Page MenuHomePhabricator

Add user_is_bot_by to MediaWiki history
Closed, ResolvedPublic3 Estimated Story Points

Description

This is the remaining work to do from T178591.

Event Timeline

mforns triaged this task as Medium priority.Mar 25 2019, 4:35 PM
mforns moved this task from Deprioritized to Data Quality on the Analytics board.

Moving @Milimetric 's comment:

I remember discussing this recently, and the idea we had then was to have a single field, something like bot_detected_by which would be a list of name-regex, group, etc.. We figured this would make queries easier to write and allow the values to be more explicit without making the field name itself longer.

+1 on my end, seems a more concise way to express the same thing

Here is the definition we agred on with @Milimetric: removal of user_is_bot_by_name boolean field and addition of 2 new fields: user_is_bot_by: Array[String] and user_is_bot_by_historical: Array[String]. They can contain 2 different values as of now: group (when the user is in bot group) and name_regex (if the username contains bot). Having an array also allows us for possible new methods (machine learning?).

JAllemandou renamed this task from Add user_is_bot_by_group to MediaWiki history to Add user_is_bot_by to MediaWiki history.Apr 15 2019, 2:02 PM
JAllemandou claimed this task.
JAllemandou added a project: Analytics-Kanban.
JAllemandou moved this task from Next Up to In Progress on the Analytics-Kanban board.
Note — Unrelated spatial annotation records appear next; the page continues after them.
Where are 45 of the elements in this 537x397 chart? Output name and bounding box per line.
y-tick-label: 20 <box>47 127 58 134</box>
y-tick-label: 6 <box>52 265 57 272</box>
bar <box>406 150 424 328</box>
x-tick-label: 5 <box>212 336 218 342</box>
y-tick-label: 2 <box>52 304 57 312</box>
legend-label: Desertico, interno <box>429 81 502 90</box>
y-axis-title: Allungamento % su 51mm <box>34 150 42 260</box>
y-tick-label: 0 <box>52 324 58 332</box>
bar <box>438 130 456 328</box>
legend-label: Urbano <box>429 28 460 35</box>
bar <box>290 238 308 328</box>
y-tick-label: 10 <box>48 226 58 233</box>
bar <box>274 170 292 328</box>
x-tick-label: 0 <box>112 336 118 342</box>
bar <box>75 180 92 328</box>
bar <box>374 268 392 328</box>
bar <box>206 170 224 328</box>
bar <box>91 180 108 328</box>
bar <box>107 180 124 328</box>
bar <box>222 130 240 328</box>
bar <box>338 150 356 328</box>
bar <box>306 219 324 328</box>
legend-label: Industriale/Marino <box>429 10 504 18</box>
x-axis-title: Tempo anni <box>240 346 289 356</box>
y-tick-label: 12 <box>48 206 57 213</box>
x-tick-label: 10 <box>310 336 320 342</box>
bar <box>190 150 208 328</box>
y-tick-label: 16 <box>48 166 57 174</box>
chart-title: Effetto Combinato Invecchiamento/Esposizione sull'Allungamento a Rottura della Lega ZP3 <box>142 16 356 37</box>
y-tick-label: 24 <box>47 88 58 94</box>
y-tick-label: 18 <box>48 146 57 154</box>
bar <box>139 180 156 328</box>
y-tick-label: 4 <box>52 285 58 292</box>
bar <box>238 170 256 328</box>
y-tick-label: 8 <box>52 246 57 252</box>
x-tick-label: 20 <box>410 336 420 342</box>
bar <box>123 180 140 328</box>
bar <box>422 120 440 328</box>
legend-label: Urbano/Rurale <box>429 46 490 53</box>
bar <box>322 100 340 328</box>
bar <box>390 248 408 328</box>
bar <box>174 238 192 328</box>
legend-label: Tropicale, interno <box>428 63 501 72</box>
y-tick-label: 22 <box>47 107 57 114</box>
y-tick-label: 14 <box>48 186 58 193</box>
Change 504025 had a related patch set uploaded (by Joal; owner: Joal):
[analytics/refinery/source@master] Update mediawiki-history user bot fields

https://gerrit.wikimedia.org/r/504025

Change 504025 merged by jenkins-bot:
[analytics/refinery/source@master] Update mediawiki-history user bot fields

https://gerrit.wikimedia.org/r/504025

spark.read.parquet("/user/joal/wmf/data/wmf/mediawiki/history/snapshot=2019-03").createOrReplaceTempView("mwh")

spark.sql("select event_user_is_bot_by, count(1) as c from mwh group by  event_user_is_bot_by").show(20, false)
+--------------------+----------+                                               
|event_user_is_bot_by|c         |
+--------------------+----------+
|[name]              |306912801 |
|[]                  |2597239764|
|null                |491818452 |
|[group]             |169490265 |
|[name, group]       |1289385512|
+--------------------+----------+

// Note: To remove bot-users in a query, you should use and size(event_user_is_bot_by) = 0
spark.sql("select wiki_db, count(1) as c from mwh where size(event_user_is_bot_by) = 0 and event_entity = 'revision' group by wiki_db order by c desc").show(20, false)

+------------+---------+                                                        
|wiki_db     |c        |
+------------+---------+
|enwiki      |583505798|
|wikidatawiki|300098655|
|commonswiki |228429726|
|dewiki      |133938472|
|frwiki      |98025463 |
|eswiki      |63657679 |
|ruwiki      |63216554 |
|itwiki      |52196362 |
|jawiki      |41966746 |
|zhwiki      |32220875 |
|plwiki      |31284653 |
|nlwiki      |30559338 |
|ptwiki      |29380203 |
|shwiki      |23139895 |
|hewiki      |17659564 |
|svwiki      |17066470 |
|ukwiki      |15221952 |
|enwiktionary|15133289 |
|metawiki    |14403222 |
|huwiki      |13358970 |
+------------+---------+

Change 504025 merged by Fdans:
[analytics/refinery/source@master] Update mediawiki-history user bot fields

https://gerrit.wikimedia.org/r/504025

Nuria set the point value for this task to 3.